AHT sources: Two AHT columns exist because Gladly has two grains — contact-level handle time (summed across all agents who touched the contact) and work-session-level handle time (this agent's sessions only). AGENT_AHT_MIN is generally preferred for per-agent performance.


AI Agents in Scope

The view uses an INNER JOIN on a hardcoded ai_agents CTE — only the 17 agents below appear in results regardless of other activity.

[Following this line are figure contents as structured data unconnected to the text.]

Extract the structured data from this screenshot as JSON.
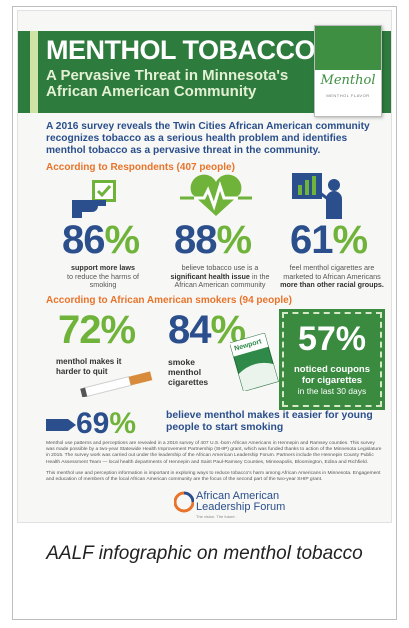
{
  "header": {
    "title": "MENTHOL TOBACCO",
    "subtitle": "A Pervasive Threat in Minnesota's African American Community",
    "pack_brand": "Menthol",
    "pack_sub": "MENTHOL FLAVOR"
  },
  "intro": "A 2016 survey reveals the Twin Cities African American community recognizes tobacco as a serious health problem and identifies menthol tobacco as a pervasive threat in the community.",
  "respondents": {
    "heading": "According to Respondents (407 people)",
    "stats": [
      {
        "number": "86",
        "pct": "%",
        "caption_bold": "support more laws",
        "caption_rest": "to reduce the harms of smoking"
      },
      {
        "number": "88",
        "pct": "%",
        "caption_pre": "believe tobacco use is a",
        "caption_bold": "significant health issue",
        "caption_rest": "in the African American community"
      },
      {
        "number": "61",
        "pct": "%",
        "caption_pre": "feel menthol cigarettes are marketed to African Americans",
        "caption_bold": "more than other racial groups."
      }
    ]
  },
  "smokers": {
    "heading": "According to African American smokers (94 people)",
    "stat72": {
      "number": "72",
      "pct": "%",
      "caption": "menthol makes it harder to quit"
    },
    "stat84": {
      "number": "84",
      "pct": "%",
      "caption": "smoke menthol cigarettes"
    },
    "newport": "Newport",
    "stat57": {
      "number": "57%",
      "caption_bold": "noticed coupons for cigarettes",
      "caption_rest": "in the last 30 days"
    },
    "stat69": {
      "number": "69",
      "pct": "%",
      "caption": "believe menthol makes it easier for young people to start smoking"
    }
  },
  "fine_print": [
    "Menthol use patterns and perceptions are revealed in a 2016 survey of 407 U.S.-born African Americans in Hennepin and Ramsey counties. This survey was made possible by a two-year Statewide Health Improvement Partnership (SHIP) grant, which was funded thanks to action of the Minnesota Legislature in 2015. The survey work was carried out under the leadership of the African American Leadership Forum. Partners include the Hennepin County Public Health Assessment Team — local health departments of Hennepin and Saint Paul-Ramsey Counties, Minneapolis, Bloomington, Edina and Richfield.",
    "This menthol use and perception information is important in exploring ways to reduce tobacco's harm among African Americans in Minnesota. Engagement and education of members of the local African American community are the focus of the second part of the two-year SHIP grant."
  ],
  "logo": {
    "line1": "African American",
    "line2": "Leadership Forum",
    "tag": "The vision. The future."
  },
  "caption": "AALF infographic on menthol tobacco",
  "colors": {
    "green": "#2e7b3e",
    "navy": "#2a4f8c",
    "lime": "#6fb33a",
    "orange": "#e8742b"
  }
}
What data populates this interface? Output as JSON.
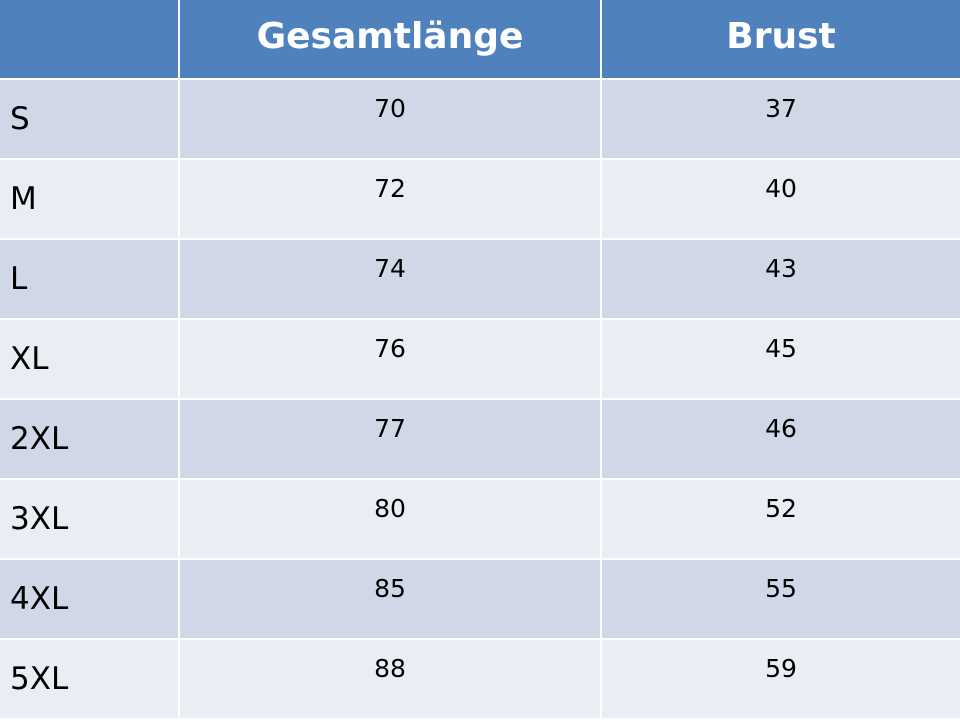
{
  "table": {
    "header": [
      "Gesamtlänge",
      "Brust"
    ],
    "rows": [
      [
        "S",
        70,
        37
      ],
      [
        "M",
        72,
        40
      ],
      [
        "L",
        74,
        43
      ],
      [
        "XL",
        76,
        45
      ],
      [
        "2XL",
        77,
        46
      ],
      [
        "3XL",
        80,
        52
      ],
      [
        "4XL",
        85,
        55
      ],
      [
        "5XL",
        88,
        59
      ]
    ]
  }
}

Wave 1 — Enabled 2026-01-21

Agent
Angelica Madrid
Aubrey Sombilon
Dianne Grace Emar
Kyna Montorio
Mariel Perez
Michael Louis Cavile
Myrna Gabion
Rodmer De Los Reyes
Sanshe Surmieda
Terence John Haro

Wave 2 — Enabled 2026-02-02

Agent
Anjanette Baytos
Carlo Gian Chin
Fritz Joshua Fernandez
Jeffrey Sormillo
Joseph Torrena
Raffy Tampos
Shaina Rica Palmares

Known Limitations

  • Hardcoded agent list: The ai_agents CTE is a VALUES literal in the view SQL. Adding or removing agents requires editing R__warbyparker_rpt_email_daily.sql and redeploying via schemachange. A TODO in the SQL notes the future intent to replace this with a roster AA_STATUS = 'Enabled' filter once that field is reliably populated.
  • HISTORICAL table latency: The three Bronze HISTORICAL tables (CONTACT_TIMESTAMPS, WORK_SESSIONS, AGENT_DURATIONS) are loaded by separate Airflow pipelines on their own schedules. The wbp_xoos_analytics_push DAG at 7 AM EST assumes upstream data for the previous day is already present.
  • Dynamic Table DOWNSTREAM lag chain: WARBYPARKER_CONTACTS_MODEL and ROSTER_WARBYPARKER are both target_lag = DOWNSTREAM. They refresh lazily when queried. If Bronze tables are delayed, the Snowflake refresh triggered by the DAG query will read stale data silently — no error is raised.
  • No AA_STATUS filtering yet: ROSTER_WARBYPARKER includes all active roster rows. The view currently uses the hardcoded agent list as a proxy for "AI-enabled." Future work (see SQL TODO) will filter by AA_STATUS.
  • EID / ACCOUNT_EMAIL can be null: The roster join is a LEFT JOIN on GLADLY_NAME. Agents not matched in the roster will have null for these columns, which breaks the XOOS RECORD_KEY (EID || date || client_id). Monitor for null EIDs in the push task output.
  • CONTACTS_WORKEDCONTACTS_FULFILLED: CONTACTS_WORKED counts contacts where the agent sent at least one message. CONTACTS_FULFILLED counts contacts the agent was the fulfilling agent. An agent may message a contact without being the one to fulfill it.